PLoS Genetics (Jul 2014)

Brg1 loss attenuates aberrant wnt-signalling and prevents wnt-dependent tumourigenesis in the murine small intestine.

  • Aliaksei Z Holik,
  • Madeleine Young,
  • Joanna Krzystyniak,
  • Geraint T Williams,
  • Daniel Metzger,
  • Boris Y Shorning,
  • Alan R Clarke

DOI
https://doi.org/10.1371/journal.pgen.1004453
Journal volume & issue
Vol. 10, no. 7
p. e1004453

Abstract

Read online

Tumourigenesis within the intestine is potently driven by deregulation of the Wnt pathway, a process epigenetically regulated by the chromatin remodelling factor Brg1. We aimed to investigate this interdependency in an in vivo setting and assess the viability of Brg1 as a potential therapeutic target. Using a range of transgenic approaches, we deleted Brg1 in the context of Wnt-activated murine small intestinal epithelium. Pan-epithelial loss of Brg1 using VillinCreERT2 and AhCreERT transgenes attenuated expression of Wnt target genes, including a subset of stem cell-specific genes and suppressed Wnt-driven tumourigenesis improving animal survival.
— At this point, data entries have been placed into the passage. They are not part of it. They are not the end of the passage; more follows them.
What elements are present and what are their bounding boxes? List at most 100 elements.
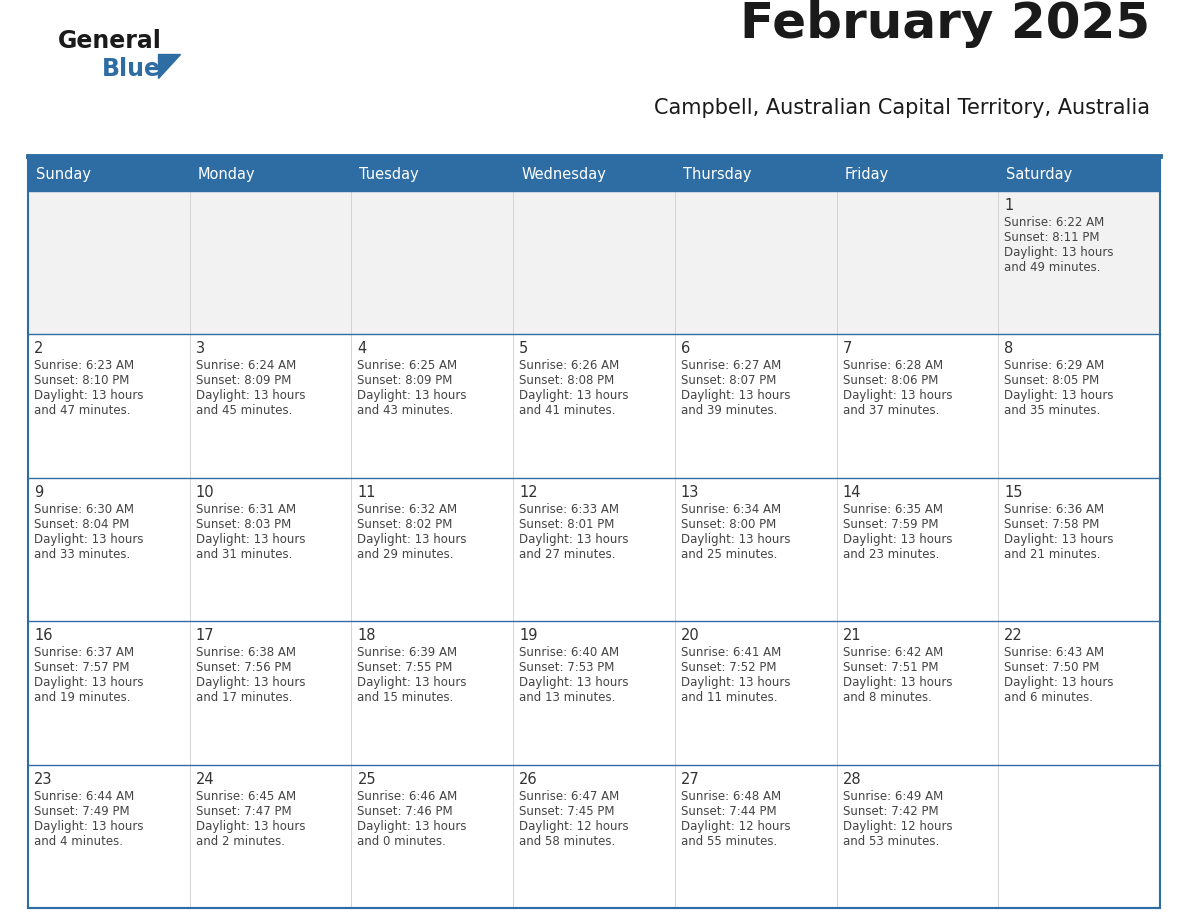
- Text: Daylight: 13 hours: Daylight: 13 hours: [1004, 677, 1114, 689]
- Text: 1: 1: [1004, 198, 1013, 213]
- Text: 19: 19: [519, 628, 538, 644]
- Bar: [675, 158, 836, 191]
- Bar: [513, 158, 675, 191]
- Bar: [29, 191, 1159, 334]
- Text: Sunset: 7:51 PM: Sunset: 7:51 PM: [842, 661, 939, 674]
- Bar: [836, 158, 998, 191]
- Text: Sunrise: 6:39 AM: Sunrise: 6:39 AM: [358, 646, 457, 659]
- Bar: [352, 158, 513, 191]
- Bar: [29, 158, 190, 191]
- Text: and 31 minutes.: and 31 minutes.: [196, 548, 292, 561]
- Text: Sunday: Sunday: [36, 167, 91, 182]
- Text: and 11 minutes.: and 11 minutes.: [681, 691, 777, 704]
- Text: and 39 minutes.: and 39 minutes.: [681, 405, 777, 418]
- Text: Sunset: 8:00 PM: Sunset: 8:00 PM: [681, 518, 776, 531]
- Text: and 37 minutes.: and 37 minutes.: [842, 405, 939, 418]
- Text: and 33 minutes.: and 33 minutes.: [34, 548, 131, 561]
- Text: 25: 25: [358, 772, 377, 787]
- Text: Daylight: 13 hours: Daylight: 13 hours: [196, 820, 305, 833]
- Text: Sunrise: 6:43 AM: Sunrise: 6:43 AM: [1004, 646, 1105, 659]
- Text: Daylight: 13 hours: Daylight: 13 hours: [34, 820, 144, 833]
- Text: Sunset: 7:46 PM: Sunset: 7:46 PM: [358, 804, 453, 818]
- Text: and 17 minutes.: and 17 minutes.: [196, 691, 292, 704]
- Text: 4: 4: [358, 341, 367, 356]
- Text: Daylight: 13 hours: Daylight: 13 hours: [34, 389, 144, 402]
- Text: Sunset: 7:50 PM: Sunset: 7:50 PM: [1004, 661, 1100, 674]
- Text: Sunset: 8:01 PM: Sunset: 8:01 PM: [519, 518, 614, 531]
- Text: 8: 8: [1004, 341, 1013, 356]
- Text: and 58 minutes.: and 58 minutes.: [519, 834, 615, 847]
- Text: Sunrise: 6:36 AM: Sunrise: 6:36 AM: [1004, 503, 1105, 516]
- Text: Sunrise: 6:37 AM: Sunrise: 6:37 AM: [34, 646, 134, 659]
- Text: Sunrise: 6:40 AM: Sunrise: 6:40 AM: [519, 646, 619, 659]
- Text: Sunset: 8:11 PM: Sunset: 8:11 PM: [1004, 231, 1100, 244]
- Text: Sunset: 8:04 PM: Sunset: 8:04 PM: [34, 518, 129, 531]
- Bar: [29, 477, 1159, 621]
- Text: Daylight: 13 hours: Daylight: 13 hours: [519, 677, 628, 689]
- Text: Sunset: 8:08 PM: Sunset: 8:08 PM: [519, 375, 614, 387]
- Text: Sunrise: 6:23 AM: Sunrise: 6:23 AM: [34, 360, 134, 373]
- Text: Sunrise: 6:28 AM: Sunrise: 6:28 AM: [842, 360, 943, 373]
- Text: Daylight: 13 hours: Daylight: 13 hours: [196, 532, 305, 546]
- Text: and 13 minutes.: and 13 minutes.: [519, 691, 615, 704]
- Text: and 55 minutes.: and 55 minutes.: [681, 834, 777, 847]
- Text: 22: 22: [1004, 628, 1023, 644]
- Text: Sunset: 7:59 PM: Sunset: 7:59 PM: [842, 518, 939, 531]
- Text: Sunrise: 6:35 AM: Sunrise: 6:35 AM: [842, 503, 942, 516]
- Text: Sunrise: 6:41 AM: Sunrise: 6:41 AM: [681, 646, 781, 659]
- Text: Sunset: 8:07 PM: Sunset: 8:07 PM: [681, 375, 776, 387]
- Text: Sunset: 7:42 PM: Sunset: 7:42 PM: [842, 804, 939, 818]
- Text: Sunrise: 6:47 AM: Sunrise: 6:47 AM: [519, 789, 619, 802]
- Text: Sunset: 7:55 PM: Sunset: 7:55 PM: [358, 661, 453, 674]
- Text: 21: 21: [842, 628, 861, 644]
- Text: and 25 minutes.: and 25 minutes.: [681, 548, 777, 561]
- Text: 12: 12: [519, 485, 538, 499]
- Text: and 23 minutes.: and 23 minutes.: [842, 548, 939, 561]
- Text: Friday: Friday: [845, 167, 889, 182]
- Text: Daylight: 12 hours: Daylight: 12 hours: [842, 820, 953, 833]
- Text: 10: 10: [196, 485, 214, 499]
- Text: 2: 2: [34, 341, 44, 356]
- Text: Sunset: 8:03 PM: Sunset: 8:03 PM: [196, 518, 291, 531]
- Text: Sunset: 7:56 PM: Sunset: 7:56 PM: [196, 661, 291, 674]
- Text: Sunrise: 6:34 AM: Sunrise: 6:34 AM: [681, 503, 781, 516]
- Text: Monday: Monday: [197, 167, 255, 182]
- Text: Sunset: 7:53 PM: Sunset: 7:53 PM: [519, 661, 614, 674]
- Text: 24: 24: [196, 772, 214, 787]
- Text: Daylight: 12 hours: Daylight: 12 hours: [519, 820, 628, 833]
- Text: Sunset: 8:09 PM: Sunset: 8:09 PM: [196, 375, 291, 387]
- Text: 16: 16: [34, 628, 52, 644]
- Text: Daylight: 13 hours: Daylight: 13 hours: [519, 389, 628, 402]
- Text: and 2 minutes.: and 2 minutes.: [196, 834, 285, 847]
- Text: 13: 13: [681, 485, 700, 499]
- Text: Daylight: 13 hours: Daylight: 13 hours: [681, 532, 790, 546]
- Text: 26: 26: [519, 772, 538, 787]
- Text: 5: 5: [519, 341, 529, 356]
- Text: 3: 3: [196, 341, 204, 356]
- Text: Sunset: 8:05 PM: Sunset: 8:05 PM: [1004, 375, 1100, 387]
- Text: 14: 14: [842, 485, 861, 499]
- Text: Daylight: 12 hours: Daylight: 12 hours: [681, 820, 790, 833]
- Text: Daylight: 13 hours: Daylight: 13 hours: [842, 677, 952, 689]
- Text: and 29 minutes.: and 29 minutes.: [358, 548, 454, 561]
- Text: 18: 18: [358, 628, 375, 644]
- Text: Sunrise: 6:45 AM: Sunrise: 6:45 AM: [196, 789, 296, 802]
- Text: and 49 minutes.: and 49 minutes.: [1004, 261, 1101, 274]
- Text: Daylight: 13 hours: Daylight: 13 hours: [519, 532, 628, 546]
- Text: 11: 11: [358, 485, 375, 499]
- Text: Daylight: 13 hours: Daylight: 13 hours: [681, 389, 790, 402]
- Text: Sunset: 7:52 PM: Sunset: 7:52 PM: [681, 661, 776, 674]
- Text: Sunset: 7:49 PM: Sunset: 7:49 PM: [34, 804, 129, 818]
- Text: and 41 minutes.: and 41 minutes.: [519, 405, 615, 418]
- Text: Daylight: 13 hours: Daylight: 13 hours: [1004, 532, 1114, 546]
- Text: February 2025: February 2025: [740, 0, 1150, 48]
- Text: Sunset: 8:09 PM: Sunset: 8:09 PM: [358, 375, 453, 387]
- Bar: [29, 621, 1159, 765]
- Text: Daylight: 13 hours: Daylight: 13 hours: [196, 389, 305, 402]
- Text: Sunrise: 6:30 AM: Sunrise: 6:30 AM: [34, 503, 134, 516]
- Text: Sunset: 7:58 PM: Sunset: 7:58 PM: [1004, 518, 1100, 531]
- Bar: [190, 158, 352, 191]
- Text: Sunset: 7:45 PM: Sunset: 7:45 PM: [519, 804, 614, 818]
- Text: Sunrise: 6:24 AM: Sunrise: 6:24 AM: [196, 360, 296, 373]
- Text: Daylight: 13 hours: Daylight: 13 hours: [358, 389, 467, 402]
A similar increase in survival was observed when Wnt activation and Brg1 loss were restricted to the Lgr5 expressing intestinal stem cell population. We propose a mechanism whereby Brg1 function is required for aberrant Wnt signalling and ultimately for the maintenance of the tumour initiating cell compartment, such that loss of Brg1 in an Apc-deficient context suppresses adenoma formation. Our results highlight potential therapeutic value of targeting Brg1 and serve as a proof of concept that targeting the cells of origin of cancer may be of therapeutic relevance.